Generally this post was puzzling since the Albanian children who gave long haired John Mage free strawberries 25 years ago are alleged to be the victim of NATO bombs now, although it is more likely that their homes have been bombed by Serb nationalists.

The very detailed geographical account did not explain the political significance of the name Metohija. It is clear that all formal spokespersons for the Serbs or Yugoslav governments carefully use the longer term Kosovo and Metohija. Nor is there any explanation on the Yugoslav website.

The following explanation from Kosovo: A Short History by Noel Malcolm 1998

Macmillan and Papermac, is more informative.

"Running from north to south through the middle of Kosovo is a lesser range of hills which divides the whole territory into roughly equal halves: streams running off the eastern side of these hills will flow into the Ibar and the Danube, while the western side sends its waters to the White Drin and the Adriatic. The two halves of Kosovo have their own traditional names, which for various reasons, political and geographical, have been sources of both friction and confusion.

The western half of Kosovo is known to Serbs as the Metohija. This is derived from metochia, a Byzantine Greek word for monastic estates, and reflects the fact that many Orthodox monasteries were granted rich endowments here (farmland, orchards and famously fine vineyeards) by medieval Serb rulers.

Kosovo Albanians, on the other hand, resent the use of this name, since it seems to imply that the identity of the territory itself is bound up with Serbian Orthodox land ownership. Their own name for this part of Kosovo is Rrafsh i Dukagjinit, the 'Dukagjin plateau' - Dukagjin being a medieval Albanians ruling family which also gave its name to a broad swathe of territory in northern Albania.

Where Kosovo's eastern half is concerned, confusion arises because this sub-division of Kosovo is itself known simply as 'Kosovo'. (Historically, the confusion happened the other way around: it is this area which gave its name to the entire territory, rather in the way that Holland, one of the component territories of the Netherlands, has become a commonly used name for the whole country too.) Thus the offical name for the administrative unit of Kosovo during most of the Titoist period was 'Kosovo and Metohija', sometimes compressed into a made-up single word, 'Kosmet'.

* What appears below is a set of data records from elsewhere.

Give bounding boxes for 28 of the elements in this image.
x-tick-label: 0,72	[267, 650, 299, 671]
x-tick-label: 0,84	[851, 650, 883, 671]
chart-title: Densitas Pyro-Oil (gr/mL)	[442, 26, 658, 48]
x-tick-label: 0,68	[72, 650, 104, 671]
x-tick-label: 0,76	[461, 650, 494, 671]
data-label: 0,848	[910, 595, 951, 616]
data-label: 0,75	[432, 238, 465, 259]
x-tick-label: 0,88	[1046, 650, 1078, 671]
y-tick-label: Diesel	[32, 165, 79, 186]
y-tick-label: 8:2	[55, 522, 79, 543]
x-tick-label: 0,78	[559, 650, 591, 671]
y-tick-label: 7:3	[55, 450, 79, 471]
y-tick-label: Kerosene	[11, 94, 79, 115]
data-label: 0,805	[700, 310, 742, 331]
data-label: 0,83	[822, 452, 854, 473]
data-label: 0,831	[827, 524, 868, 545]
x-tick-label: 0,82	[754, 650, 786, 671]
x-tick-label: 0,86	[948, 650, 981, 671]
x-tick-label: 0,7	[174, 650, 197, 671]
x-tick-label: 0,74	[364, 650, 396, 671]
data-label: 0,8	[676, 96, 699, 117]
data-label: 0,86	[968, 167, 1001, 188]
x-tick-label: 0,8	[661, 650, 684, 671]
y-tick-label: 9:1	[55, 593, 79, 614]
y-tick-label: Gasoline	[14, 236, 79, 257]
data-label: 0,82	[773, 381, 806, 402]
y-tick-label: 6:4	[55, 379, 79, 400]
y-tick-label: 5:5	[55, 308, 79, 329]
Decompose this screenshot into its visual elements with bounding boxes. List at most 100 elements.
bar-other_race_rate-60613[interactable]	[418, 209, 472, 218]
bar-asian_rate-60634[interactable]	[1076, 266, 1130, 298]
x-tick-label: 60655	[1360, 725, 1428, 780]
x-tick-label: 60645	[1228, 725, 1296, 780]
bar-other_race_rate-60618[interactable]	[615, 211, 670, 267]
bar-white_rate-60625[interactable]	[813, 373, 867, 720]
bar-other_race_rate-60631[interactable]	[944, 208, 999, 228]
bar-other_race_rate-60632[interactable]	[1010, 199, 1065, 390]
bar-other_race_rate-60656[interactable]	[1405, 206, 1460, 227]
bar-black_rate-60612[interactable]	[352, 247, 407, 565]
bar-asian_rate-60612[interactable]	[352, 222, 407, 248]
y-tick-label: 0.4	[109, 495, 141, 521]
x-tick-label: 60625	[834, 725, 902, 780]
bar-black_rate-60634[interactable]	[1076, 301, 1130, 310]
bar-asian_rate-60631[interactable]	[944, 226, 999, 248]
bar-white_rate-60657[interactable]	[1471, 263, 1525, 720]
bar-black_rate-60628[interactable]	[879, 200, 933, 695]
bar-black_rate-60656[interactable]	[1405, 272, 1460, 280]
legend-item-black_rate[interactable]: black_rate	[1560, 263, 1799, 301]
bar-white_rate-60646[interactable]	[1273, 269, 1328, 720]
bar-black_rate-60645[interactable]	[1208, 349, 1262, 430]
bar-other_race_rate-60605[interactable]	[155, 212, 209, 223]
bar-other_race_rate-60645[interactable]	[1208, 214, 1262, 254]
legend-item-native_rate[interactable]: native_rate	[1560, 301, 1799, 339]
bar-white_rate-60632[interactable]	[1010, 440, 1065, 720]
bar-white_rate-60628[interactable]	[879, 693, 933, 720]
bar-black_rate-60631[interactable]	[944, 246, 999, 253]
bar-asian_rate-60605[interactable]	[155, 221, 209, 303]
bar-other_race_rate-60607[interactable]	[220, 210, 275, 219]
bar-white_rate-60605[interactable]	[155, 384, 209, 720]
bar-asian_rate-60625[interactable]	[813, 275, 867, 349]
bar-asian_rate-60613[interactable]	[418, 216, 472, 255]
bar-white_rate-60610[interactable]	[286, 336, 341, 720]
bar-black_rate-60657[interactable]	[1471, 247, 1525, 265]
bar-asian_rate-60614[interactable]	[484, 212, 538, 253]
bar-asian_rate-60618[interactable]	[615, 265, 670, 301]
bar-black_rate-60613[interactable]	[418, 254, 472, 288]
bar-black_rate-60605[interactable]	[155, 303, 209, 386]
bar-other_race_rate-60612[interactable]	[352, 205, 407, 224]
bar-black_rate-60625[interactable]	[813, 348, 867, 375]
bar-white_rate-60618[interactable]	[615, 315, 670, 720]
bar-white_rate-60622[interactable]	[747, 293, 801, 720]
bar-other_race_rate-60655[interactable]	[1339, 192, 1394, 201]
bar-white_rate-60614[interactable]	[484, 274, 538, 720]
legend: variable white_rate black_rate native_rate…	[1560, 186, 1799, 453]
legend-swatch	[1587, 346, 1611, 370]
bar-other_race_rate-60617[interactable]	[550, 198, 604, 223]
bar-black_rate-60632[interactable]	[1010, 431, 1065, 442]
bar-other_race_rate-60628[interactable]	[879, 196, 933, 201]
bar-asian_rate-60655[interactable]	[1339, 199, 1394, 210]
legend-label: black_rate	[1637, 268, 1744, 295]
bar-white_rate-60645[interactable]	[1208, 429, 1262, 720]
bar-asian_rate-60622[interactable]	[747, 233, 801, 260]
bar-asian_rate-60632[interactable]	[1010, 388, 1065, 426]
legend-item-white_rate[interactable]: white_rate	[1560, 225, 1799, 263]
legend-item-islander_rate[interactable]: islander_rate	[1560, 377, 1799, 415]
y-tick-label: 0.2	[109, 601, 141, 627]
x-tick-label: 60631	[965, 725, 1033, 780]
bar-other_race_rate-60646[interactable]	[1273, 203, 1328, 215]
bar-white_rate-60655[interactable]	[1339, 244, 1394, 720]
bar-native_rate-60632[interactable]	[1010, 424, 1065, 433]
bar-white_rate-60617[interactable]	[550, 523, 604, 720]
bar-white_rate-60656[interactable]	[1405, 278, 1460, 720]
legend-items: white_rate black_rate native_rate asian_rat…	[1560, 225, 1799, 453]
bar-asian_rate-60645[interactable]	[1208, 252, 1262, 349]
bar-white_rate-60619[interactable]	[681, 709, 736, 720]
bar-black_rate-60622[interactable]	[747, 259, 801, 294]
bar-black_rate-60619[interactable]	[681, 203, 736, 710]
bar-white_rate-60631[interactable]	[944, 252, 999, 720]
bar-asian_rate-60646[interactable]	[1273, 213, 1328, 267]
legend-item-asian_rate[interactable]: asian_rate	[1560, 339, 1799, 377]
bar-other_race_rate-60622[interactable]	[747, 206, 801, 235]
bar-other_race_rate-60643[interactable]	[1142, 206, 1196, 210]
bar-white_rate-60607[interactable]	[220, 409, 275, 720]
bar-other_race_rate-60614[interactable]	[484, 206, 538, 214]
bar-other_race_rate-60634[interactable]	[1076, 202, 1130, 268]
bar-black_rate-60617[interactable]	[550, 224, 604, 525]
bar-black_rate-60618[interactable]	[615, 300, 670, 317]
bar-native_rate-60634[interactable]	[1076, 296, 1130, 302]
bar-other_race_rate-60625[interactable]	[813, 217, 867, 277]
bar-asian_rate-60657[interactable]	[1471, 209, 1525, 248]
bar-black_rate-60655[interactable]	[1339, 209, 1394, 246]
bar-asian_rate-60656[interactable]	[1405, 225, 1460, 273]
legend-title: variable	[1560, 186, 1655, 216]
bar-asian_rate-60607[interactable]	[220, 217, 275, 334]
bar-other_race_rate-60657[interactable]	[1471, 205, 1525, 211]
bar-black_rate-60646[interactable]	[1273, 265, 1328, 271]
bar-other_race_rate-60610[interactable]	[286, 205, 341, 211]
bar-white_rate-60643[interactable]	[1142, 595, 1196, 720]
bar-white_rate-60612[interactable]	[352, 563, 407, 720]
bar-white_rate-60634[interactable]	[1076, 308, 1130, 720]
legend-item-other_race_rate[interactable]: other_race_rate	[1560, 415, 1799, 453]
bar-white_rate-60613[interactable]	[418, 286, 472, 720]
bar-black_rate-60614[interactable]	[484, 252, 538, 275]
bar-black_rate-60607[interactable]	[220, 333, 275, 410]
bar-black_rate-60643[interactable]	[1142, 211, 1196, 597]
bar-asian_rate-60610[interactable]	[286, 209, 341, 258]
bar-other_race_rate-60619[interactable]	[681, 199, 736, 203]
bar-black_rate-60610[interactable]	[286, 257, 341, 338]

Quite how and why Kosovo became the name of this component territory is a little unclear; it was never used as a territorial name under the medieval Serbian kings, and first appears in accounts of the great battle of 1389, which took place on Kosovo Polje, the 'Kosovo field (or plain)'. 'Kos' means 'blackbird' in Serbian (the -ovo is an adjectival ending): hence the Germans know the battle-site as the 'Amselfeld', and Latin chronicles call it 'campus merulae'. (Kosovo is not an uncommon place-name in the Balkans: there are various villages or districts called Kosovo, unconnected with this one, in Dalmatia, Bosnia, and Albania.)"

----

Despite the book's lack of sympathy with the Serb nationalist position, it does not itself use the term that the Albanians prefer, Kosova. The author is also author of "Bosnia, A Short History", and the Correspondence of Thomas Hobbes.

Out of the reviews on the back cover the following from Michael Foot in the Observer is particularly interesting:

"A book to stop a massacre! ... It is as if some new Edward Gibbon had appeared to instruct us in these matters and to restore a sense of human decency amid the crimes and horrors of our century. Noel Malcolm's book is short enough to be read by Foreign Secretaries but explicit enough to stop a repetion of the surrender to force which still leaves its evil consequences in his beloved Bosnia."